With fond and eager curiosity Christophe watched the sensitive, mobile face, which blushed and went pale by turns. Emotion showed fleeting across it like the shadows of clouds on a lake.
“What a nervous youngster it is!” he thought. “He is like a woman.”
He touched his knee.
“Come, come!” he said. “Do you think I should come to you with weapons concealed about me? I have a horror of people who practise their psychology on their friends. I only ask that we should both be open and sincere, and frankly and without shame, and without being afraid of committing ourselves finally to anything or of any sort of contradiction, be true to what we feel. I ask only the right to love now, and next minute, if needs must, to be out of love. There’s loyalty and manliness in that, isn’t there?”
Olivier gazed at him with serious eyes, and replied:
“No doubt. It is the more manly part, and you are strong enough. But I don’t think I am.”
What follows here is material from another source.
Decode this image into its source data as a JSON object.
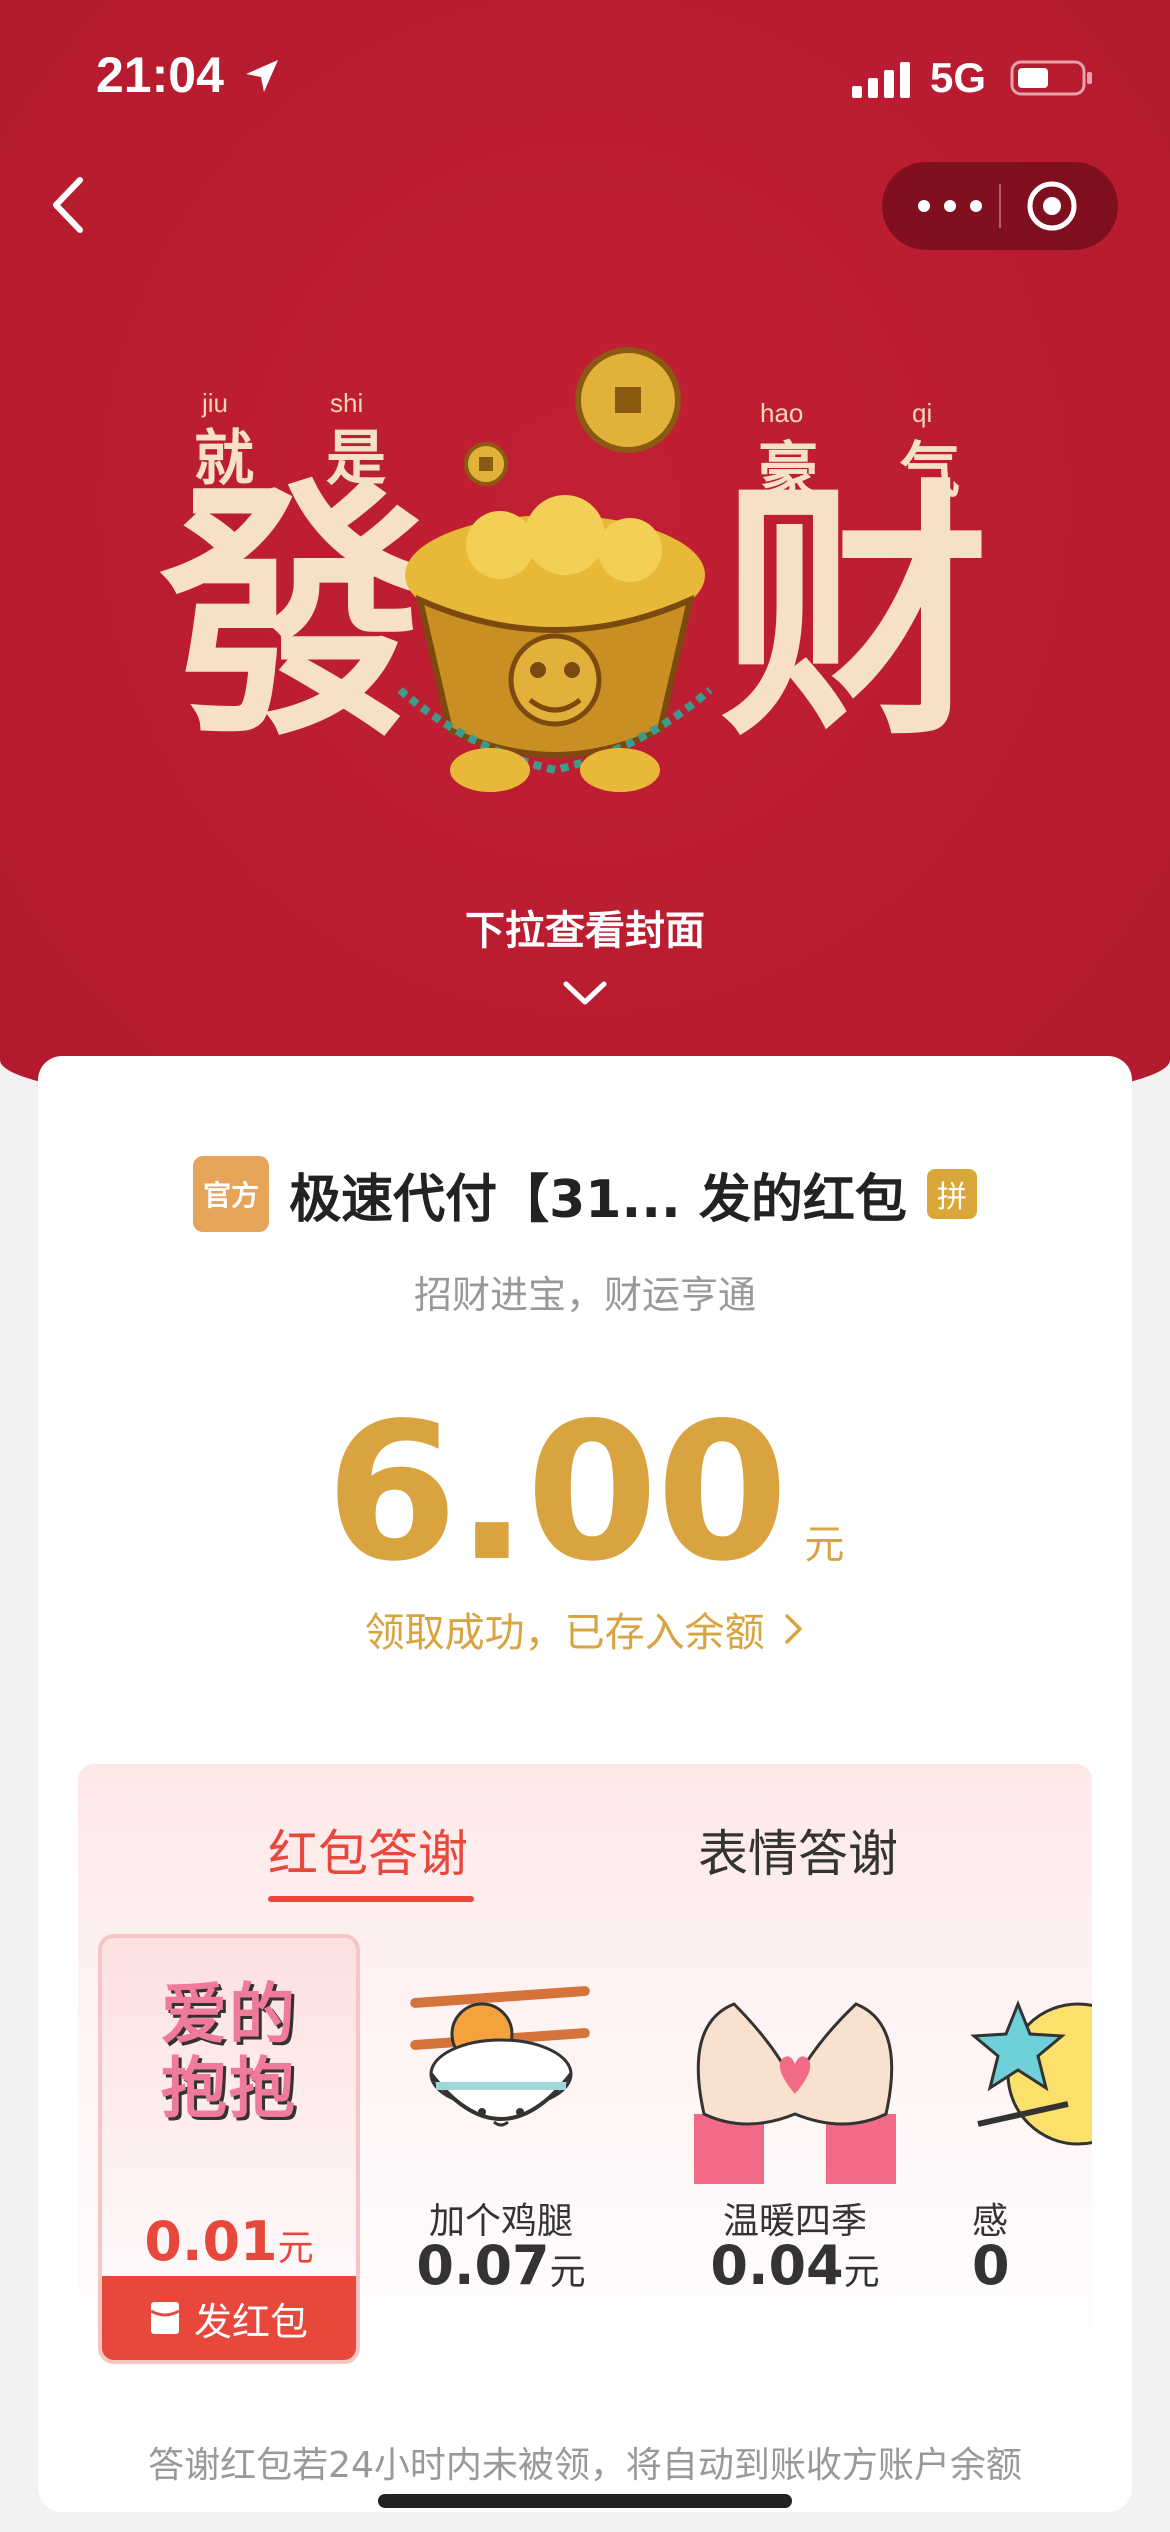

“I’m sure you are,” said Christophe; “but in a different way. And then, I’ve come just to help you to be strong, if you want to be so. For what I have just said gives me leave to go on and say, with more frankness than I should otherwise have had, that—without prejudice for tomorrow—I love you.”
Olivier blushed hotly. He was struck dumb with embarrassment, and could not speak.
Christophe glanced round the room.
“It’s a poor place you live in. Haven’t you another room?”
“Only a lumber-room.”
“Ugh! I can’t breathe. How do you manage to live here?”
“One does it somehow.”
“I couldn’t—never.”
Christophe unbuttoned his waistcoat and took a long breath.
Olivier went and opened the window wide.